Madam Attachie said this when a team of health officials from the health directorate in collaboration with the GOSANET Foundation visited Adaklu markets with mobile-van education on malaria and to begin the mass COVID-19 vaccination exercise.
She noted that there was a lot of misconception about the COVID-19 vaccine and it was important for her outfit to clear those doubts in the minds so they can take the vaccine in other to avoid the spread of the virus.
She made it known that this is not the first time the country had undertaken vaccination exercises to prevent diseases, she cited poliomyelitis, measles, and yellow fever as examples, adding that the processes used for the previous vaccination exercises would be deployed for the COVID-19 exercises, hence there is no cause for fear.
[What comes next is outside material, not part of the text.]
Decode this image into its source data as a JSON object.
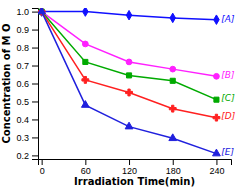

The Disease Control Officer also mentioned that the National Identification Card, Voters’ ID, or passport would be needed during the vaccination exercise to help gather data of people who were vaccinated.
She stressed that pregnant women, children, and lactating mothers are would not be part of the vaccination exercise for now.
She also used the opportunity and urge traders at the market not to forget other diseases especially malaria, since all attention is now on COVID-19.
She implores them to sleep under treated mosquito nets every night, clean their surroundings, and distill gutters regularly to avoid mosquito breed and bites.
She reiterated the need for pregnant women to attend antenatal regularly to take their SP when their time is due in order to avoid malaria infection which may lead to complications.
The COVID-19 vaccination exercise was successful and encouraging during the first day and more people are expected to turn up during the second visit.